Assim que Marcus se virou, os olhos de Virgínia ficaram instantaneamente vermelhos. Mas, dessa vez, por mais que doesse, nenhuma lágrima caiu. Seu coração já estava completamente morto. Morrera no momento em que Marcus deu as costas para ela.

Com um gesto rápido, ela enxugou os olhos secos e tentou se convencer de que só precisava de uma boa noite de sono. Amanhã, ao acordar, ela iria embora. Longe daquele homem e de tudo o que ele representava.

Mas, assim que ela fechou os olhos, foi interrompida por uma discussão vinda da cama ao lado.

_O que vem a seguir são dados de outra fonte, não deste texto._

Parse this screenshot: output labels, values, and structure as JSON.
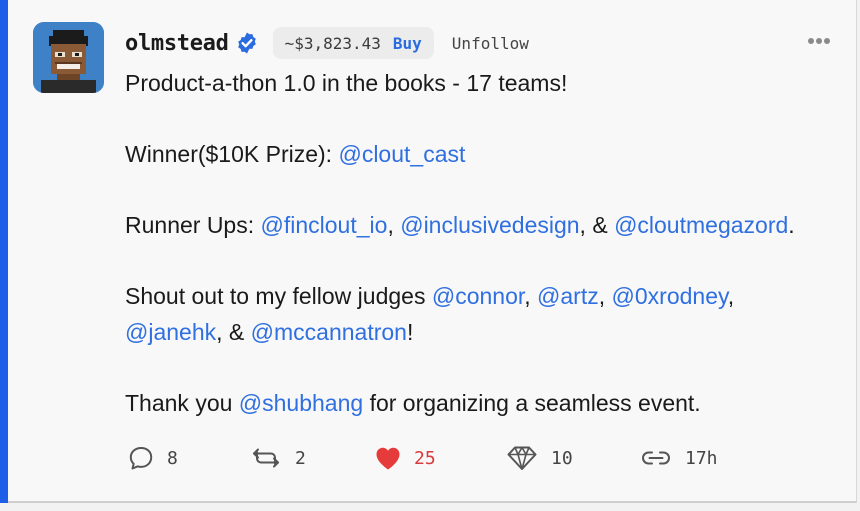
{
  "post": {
    "author": {
      "username": "olmstead",
      "verified": true,
      "coin_price": "~$3,823.43",
      "buy_label": "Buy",
      "follow_label": "Unfollow"
    },
    "more_icon": "ellipsis-icon",
    "body": {
      "line1": "Product-a-thon 1.0 in the books - 17 teams!",
      "winner_prefix": "Winner($10K Prize): ",
      "winner_mention": "@clout_cast",
      "runner_prefix": "Runner Ups: ",
      "runner_mention_1": "@finclout_io",
      "runner_sep_1": ", ",
      "runner_mention_2": "@inclusivedesign",
      "runner_sep_2": ", & ",
      "runner_mention_3": "@cloutmegazord",
      "runner_end": ".",
      "judges_prefix": "Shout out to my fellow judges ",
      "judge_1": "@connor",
      "judge_sep_1": ", ",
      "judge_2": "@artz",
      "judge_sep_2": ", ",
      "judge_3": "@0xrodney",
      "judge_sep_3": ",",
      "judge_4": "@janehk",
      "judge_sep_4": ", & ",
      "judge_5": "@mccannatron",
      "judges_end": "!",
      "thanks_prefix": "Thank you ",
      "thanks_mention": "@shubhang",
      "thanks_suffix": " for organizing a seamless event."
    },
    "stats": {
      "comments": "8",
      "reclouts": "2",
      "likes": "25",
      "diamonds": "10",
      "time": "17h"
    },
    "colors": {
      "accent_bar": "#1f5ee6",
      "mention": "#2f6fe0",
      "like": "#d83b3b",
      "verified": "#2a6cdf"
    }
  }
}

— Para de chorar! — Gritou uma mulher, com um tom de repreensão. — A moça da cama ao lado é uma piloto de corrida. Agora, com a perna quebrada, ela nunca mais vai poder dirigir. E nem por isso está chorando. Você só torceu o pé. Vai chorar por causa disso?

— Não! Eu não quero quebrar a perna! Não quero! — A voz de um menino pequeno chorando ecoou pelo quarto inteiro, alcançando os ouvidos de Virgínia.

“Perna quebrada?”

A mente de Virgínia explodiu como um trovão ensurdecedor. Era como se algo dentro dela tivesse sido arrancado e destruído ao mesmo tempo.